⠀

⠀
凶器|Weapons|🇺🇸|2025
⠀
我不是喜歡看恐怖驚悚片的人。
除非故事極度吸引我。
⠀
如同另一位喜劇演員轉導演的Jordan Peele ,《凶器》導演Zach Cregger的作品也是風格鮮明且獨特,且比起全然的恐懼,運用氛圍和故事去營造不適感,也是他的標誌。在觀賞《凶器》前,我特地去看了他的第一部作品《宿劫》(Barbarian),深得我心。
⠀
Cregger 最擅長的,是操控恐怖元素。他能在看似熟悉的恐怖片公式中,反轉觀眾的預期。《宿劫》裡,深夜抵達 Airbnb 的女主,發現房間已被陌生男子入住——而男子又散發著詭異氣息(巧合的是,他曾飾演《牠》中的小丑)(?)。在一般恐怖片裡,觀眾幾乎能預測後續發展,但 Cregger 偏偏打破慣例。許多時候,我們以為的威脅並不是真正的威脅;反而真正的危機早已在表面可見。甚至在電影過半,你便能確定誰是「鬼」。就像推理片在中段直接揭曉兇手一樣——但對導演來說,這並不是核心。
⠀
核心在於恐懼的感受。
⠀
面對已知、未知、無力,甚至社會失能所帶來的恐懼——這些情緒的塑造才是他真正的強項。鏡頭與風格的運用,使詭譎氣息不必依靠懸疑轉折,也能維持張力。他喜歡插入多條故事線,開頭時看似無關,甚至顯得突兀,但最終會在關鍵時刻匯合。而已知的真相,反而能在交錯敘事中產生壓迫感——因為你清楚下一步的危險,而角色卻毫不知情。
⠀
《凶器》就是一個作者特色極高的作品。以上都是本作的優點。甚至在氛圍的塑造上,可以說又更勝一籌。
⠀
但,敘事上我反而覺得稍嫌退步。
⠀
我還是喜歡它的戲,表演與氛圍依然出色,不過對於故事線的編排,就相較於前作不那麼縝密。有些角色似乎只是為了推動情節而存在,缺乏自身的必要性。不是說這樣不行,只是相較於前作的環環相扣,這次《凶器》在編排上就可惜了些。
⠀
而純粹的邪惡也從來無法打動我。邪惡背後的扭曲心理才是讓這份惡意更加有力的催化劑。導演兩部作品都偏向於強調純粹的惡,而《凶器》又更加讓這份力量純粹化。
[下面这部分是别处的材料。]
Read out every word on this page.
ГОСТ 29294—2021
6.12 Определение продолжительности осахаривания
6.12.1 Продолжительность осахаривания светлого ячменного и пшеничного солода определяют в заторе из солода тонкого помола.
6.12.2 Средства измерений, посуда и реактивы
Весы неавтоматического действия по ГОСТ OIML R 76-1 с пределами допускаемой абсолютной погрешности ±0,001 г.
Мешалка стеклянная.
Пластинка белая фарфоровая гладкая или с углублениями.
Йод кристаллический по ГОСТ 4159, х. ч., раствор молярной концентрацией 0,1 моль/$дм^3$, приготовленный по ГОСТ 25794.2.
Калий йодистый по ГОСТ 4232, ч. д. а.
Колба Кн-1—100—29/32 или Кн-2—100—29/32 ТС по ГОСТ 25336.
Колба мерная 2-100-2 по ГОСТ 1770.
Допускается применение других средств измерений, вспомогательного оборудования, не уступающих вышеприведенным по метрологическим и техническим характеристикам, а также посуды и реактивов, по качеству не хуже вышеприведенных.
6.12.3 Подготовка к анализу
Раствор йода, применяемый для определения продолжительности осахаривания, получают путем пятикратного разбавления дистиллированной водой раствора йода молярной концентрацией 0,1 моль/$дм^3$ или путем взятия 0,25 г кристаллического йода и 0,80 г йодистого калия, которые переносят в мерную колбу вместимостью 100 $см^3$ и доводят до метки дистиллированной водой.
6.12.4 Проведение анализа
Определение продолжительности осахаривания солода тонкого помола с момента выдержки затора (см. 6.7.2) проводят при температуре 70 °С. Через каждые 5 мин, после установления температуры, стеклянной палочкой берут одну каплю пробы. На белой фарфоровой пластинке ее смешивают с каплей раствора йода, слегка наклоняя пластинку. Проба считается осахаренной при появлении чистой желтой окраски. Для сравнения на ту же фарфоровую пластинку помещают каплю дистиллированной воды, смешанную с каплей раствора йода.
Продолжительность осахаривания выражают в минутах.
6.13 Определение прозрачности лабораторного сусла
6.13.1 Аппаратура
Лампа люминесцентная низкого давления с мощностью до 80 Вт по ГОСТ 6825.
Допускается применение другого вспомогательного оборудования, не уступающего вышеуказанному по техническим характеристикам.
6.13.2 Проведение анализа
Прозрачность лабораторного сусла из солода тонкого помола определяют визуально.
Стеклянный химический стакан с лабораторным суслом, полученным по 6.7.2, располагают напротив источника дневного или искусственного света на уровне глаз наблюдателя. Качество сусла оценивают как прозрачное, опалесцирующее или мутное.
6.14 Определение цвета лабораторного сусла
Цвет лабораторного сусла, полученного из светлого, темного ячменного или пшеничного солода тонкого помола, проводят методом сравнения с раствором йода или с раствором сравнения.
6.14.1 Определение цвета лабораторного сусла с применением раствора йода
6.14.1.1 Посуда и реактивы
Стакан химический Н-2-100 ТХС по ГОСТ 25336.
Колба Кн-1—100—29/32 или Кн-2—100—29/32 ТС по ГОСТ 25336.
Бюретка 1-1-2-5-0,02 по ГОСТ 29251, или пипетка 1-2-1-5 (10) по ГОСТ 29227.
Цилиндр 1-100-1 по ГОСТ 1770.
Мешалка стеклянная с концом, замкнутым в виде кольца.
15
使得後半段的劇情爆點十足,但有些反高潮。
⠀
說到這裡,就不得不提Jordan Peele。他的作品更讓我喜愛的原因,就是因為他在幾乎做到相同事情的同時,還能兼顧題材深度與警示力道,是我想當欣賞的創作者。當然,Jordan在敘事上,又比起Zach更直白了許多。回頭來看,Zach的作品中也不乏諷刺性十足的橋段。《宿劫》中的警察失能與社會失能,延續到《凶器》,更加的貼近當代,尤其美國的校園安全問題。這次又加了關於教育體制的失能。女主角身為老師,需承受家長們的怒火,但學校卻顯然沒有站在老師這邊,似乎也沒有提供應得的協助。像極了當今教育環境,教師被孤立的狀態。當然也有在本作中明顯象徵的槍枝問題。甚至可以再超譯多一些,存在的霸凌問題、教師失能問題、父母失能問題,甚至家族中的親情束縛,總覺得都是能夠去自由討論的範疇,很有趣。但這都不是導演敘事的主題。他的作品,就是華麗粗暴的恐怖嘉年華,只是當中的關卡會暗藏諷刺性語言。
⠀
對我來說,我對於《凶器》的遺憾,大多還是來自期待不同與口味不合,它仍然是一部很好的原創電影。Zach Cregger就是一位獨樹一格,也值得期待的創作者。從富饒興味的故事展開,章節敘事、詭譎氛圍、空氣般自然的恐懼,都讓這部片無法居於平庸之位。